From: Matt the Enraged Endorphin (mpkundert@students.wisc.edu)
Date: Tue Apr 15 2003 - 02:19:32 BST
Steve,
Matt said:
Once you get rid of the assumption that there are true essences to words,
fixed, discoverable definitions, True-to-the-World contexts, you get rid of
the philosophical notion of Absolute Truth, because our imaginations can
always come up with contexts in which an "absolute truth" is made false.
Steve said:
It seems to me that pomos say, "there are no true essences to words" and
then conclude that we are hopelessly stuck in words, as if to be forced to
have concluded that words are what we get instead of reality.
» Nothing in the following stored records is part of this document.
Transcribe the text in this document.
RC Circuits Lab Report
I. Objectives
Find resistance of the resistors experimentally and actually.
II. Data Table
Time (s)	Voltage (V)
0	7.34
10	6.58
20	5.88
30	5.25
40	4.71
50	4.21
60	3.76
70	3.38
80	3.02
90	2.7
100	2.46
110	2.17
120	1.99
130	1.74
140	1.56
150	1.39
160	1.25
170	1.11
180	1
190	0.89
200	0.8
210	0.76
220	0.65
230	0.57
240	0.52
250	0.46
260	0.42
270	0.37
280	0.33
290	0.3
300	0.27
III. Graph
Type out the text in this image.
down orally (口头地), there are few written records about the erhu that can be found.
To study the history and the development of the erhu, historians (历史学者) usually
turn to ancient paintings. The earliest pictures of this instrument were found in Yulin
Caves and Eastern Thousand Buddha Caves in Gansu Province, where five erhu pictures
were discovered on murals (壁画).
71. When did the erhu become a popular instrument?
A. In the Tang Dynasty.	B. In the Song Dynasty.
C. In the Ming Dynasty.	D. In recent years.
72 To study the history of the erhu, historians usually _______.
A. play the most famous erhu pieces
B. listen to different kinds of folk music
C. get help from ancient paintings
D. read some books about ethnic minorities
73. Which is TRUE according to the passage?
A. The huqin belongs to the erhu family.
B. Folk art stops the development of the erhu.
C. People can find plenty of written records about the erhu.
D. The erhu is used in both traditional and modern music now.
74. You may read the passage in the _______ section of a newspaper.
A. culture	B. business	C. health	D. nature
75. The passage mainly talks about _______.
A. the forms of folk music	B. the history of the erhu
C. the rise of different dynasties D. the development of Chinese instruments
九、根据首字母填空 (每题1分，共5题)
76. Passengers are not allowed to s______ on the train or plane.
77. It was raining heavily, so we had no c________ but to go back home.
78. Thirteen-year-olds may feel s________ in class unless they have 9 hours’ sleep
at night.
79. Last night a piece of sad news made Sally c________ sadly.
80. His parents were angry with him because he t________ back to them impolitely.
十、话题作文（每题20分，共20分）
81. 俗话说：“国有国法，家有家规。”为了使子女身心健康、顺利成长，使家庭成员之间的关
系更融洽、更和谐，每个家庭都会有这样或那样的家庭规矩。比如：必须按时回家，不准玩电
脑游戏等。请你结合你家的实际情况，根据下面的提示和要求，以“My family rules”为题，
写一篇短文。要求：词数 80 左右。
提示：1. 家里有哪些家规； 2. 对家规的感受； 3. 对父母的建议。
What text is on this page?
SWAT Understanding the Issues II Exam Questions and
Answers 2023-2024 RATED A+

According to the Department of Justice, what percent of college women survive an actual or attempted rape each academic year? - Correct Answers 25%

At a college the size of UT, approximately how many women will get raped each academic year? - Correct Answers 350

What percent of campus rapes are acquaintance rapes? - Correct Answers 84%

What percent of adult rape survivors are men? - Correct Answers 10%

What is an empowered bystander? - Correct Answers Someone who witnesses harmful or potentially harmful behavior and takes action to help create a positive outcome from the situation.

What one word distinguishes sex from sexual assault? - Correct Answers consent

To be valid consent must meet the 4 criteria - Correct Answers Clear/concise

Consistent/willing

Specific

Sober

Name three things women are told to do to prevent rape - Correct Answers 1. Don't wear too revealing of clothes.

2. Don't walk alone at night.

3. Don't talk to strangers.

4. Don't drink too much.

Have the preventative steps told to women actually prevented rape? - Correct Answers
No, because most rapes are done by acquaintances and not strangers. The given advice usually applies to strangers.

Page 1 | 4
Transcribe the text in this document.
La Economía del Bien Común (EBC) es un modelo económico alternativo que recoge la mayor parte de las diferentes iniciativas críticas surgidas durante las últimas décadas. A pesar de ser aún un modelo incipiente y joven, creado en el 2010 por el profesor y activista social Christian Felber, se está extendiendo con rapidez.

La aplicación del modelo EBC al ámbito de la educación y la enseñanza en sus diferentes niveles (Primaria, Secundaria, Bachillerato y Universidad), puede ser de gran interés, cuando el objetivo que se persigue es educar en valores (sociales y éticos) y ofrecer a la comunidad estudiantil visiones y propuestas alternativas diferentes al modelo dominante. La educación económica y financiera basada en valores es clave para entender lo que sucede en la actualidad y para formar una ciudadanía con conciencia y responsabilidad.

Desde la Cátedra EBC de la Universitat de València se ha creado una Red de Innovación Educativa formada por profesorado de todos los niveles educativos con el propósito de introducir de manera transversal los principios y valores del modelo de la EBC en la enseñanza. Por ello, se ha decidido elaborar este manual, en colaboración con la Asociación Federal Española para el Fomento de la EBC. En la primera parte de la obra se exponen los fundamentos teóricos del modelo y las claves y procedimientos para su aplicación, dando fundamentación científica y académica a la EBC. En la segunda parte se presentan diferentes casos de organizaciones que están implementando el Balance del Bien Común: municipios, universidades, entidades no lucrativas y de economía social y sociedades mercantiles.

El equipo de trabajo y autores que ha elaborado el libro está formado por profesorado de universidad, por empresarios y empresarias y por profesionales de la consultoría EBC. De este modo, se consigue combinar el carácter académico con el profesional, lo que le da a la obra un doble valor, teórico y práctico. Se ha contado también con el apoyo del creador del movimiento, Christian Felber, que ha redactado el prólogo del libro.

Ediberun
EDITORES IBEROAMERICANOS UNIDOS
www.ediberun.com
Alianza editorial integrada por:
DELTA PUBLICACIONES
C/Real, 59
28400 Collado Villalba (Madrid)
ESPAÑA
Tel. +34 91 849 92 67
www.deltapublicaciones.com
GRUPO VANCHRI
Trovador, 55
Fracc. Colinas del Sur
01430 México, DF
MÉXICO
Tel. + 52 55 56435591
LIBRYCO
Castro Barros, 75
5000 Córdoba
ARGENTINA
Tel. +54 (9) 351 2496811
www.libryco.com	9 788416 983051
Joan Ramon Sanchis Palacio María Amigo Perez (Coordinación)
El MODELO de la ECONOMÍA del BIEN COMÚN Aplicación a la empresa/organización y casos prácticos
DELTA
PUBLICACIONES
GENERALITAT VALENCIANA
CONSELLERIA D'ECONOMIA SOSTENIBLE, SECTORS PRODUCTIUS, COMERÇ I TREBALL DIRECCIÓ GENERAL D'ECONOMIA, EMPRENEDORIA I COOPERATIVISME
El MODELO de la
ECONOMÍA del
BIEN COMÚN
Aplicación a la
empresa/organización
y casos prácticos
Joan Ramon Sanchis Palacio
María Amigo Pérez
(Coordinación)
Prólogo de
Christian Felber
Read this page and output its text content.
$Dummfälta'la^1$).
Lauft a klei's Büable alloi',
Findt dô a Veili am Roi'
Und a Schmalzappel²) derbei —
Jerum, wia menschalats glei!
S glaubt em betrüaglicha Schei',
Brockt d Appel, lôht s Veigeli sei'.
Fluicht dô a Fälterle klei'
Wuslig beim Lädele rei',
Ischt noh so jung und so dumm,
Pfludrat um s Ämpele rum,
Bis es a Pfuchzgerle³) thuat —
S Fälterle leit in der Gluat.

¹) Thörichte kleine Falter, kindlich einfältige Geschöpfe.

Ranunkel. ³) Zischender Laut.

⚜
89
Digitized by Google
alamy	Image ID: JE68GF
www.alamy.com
Matt, I
hope you will tell me that it would only be a "bad postmodernist" who would
make that mistake.
Matt:
I think the above uses confused language. Antiessentialists don't use a
distinction between reality and words, essences and accidents, or
substances and properties. "They are trying to replace the world pictures
constructed with the aid of these Greek oppositions with a picture of a
flux of continually changing relations. One effect of this
panrelationalism is that it lets us put aside the distinction between
subject and object, between the elements in human knowledge contributed by
the mind and those contributed by the world, and thereby helps us put aside
the correspondence theory of truth." ("A World without Substances or
Essences") I see Pirsig attempting the same thing with his metaphor,
Quality. To say, "we are hopelessly stuck in words, as if to be forced to
have concluded that words are what we get instead of reality," is to still
hold onto the hope of a correspondence theory of truth: that we can pierce
appearances to get to reality. When we drop this distinction, pragmatists
think that we get linguistic practices as tools of coping with
reality. They also think that, because we are linguistic creatures, we can
never step out of our language, step out of our skins, so to
speak. Knowledge is knowledge of our linguistic practices, not knowledge
of a reality separate from our language. Reality simply exerts causal
pressures on us that we must cope with. One way we cope with them is
talking about them. So, it may be that we are "hopelessly stuck in words,"
but pragmatists have no idea why the need for the word "hopeless." As far
as they can see, we are stuck right where we were before, coping with
reality. Post-modernists simply redescribe what this coping entails.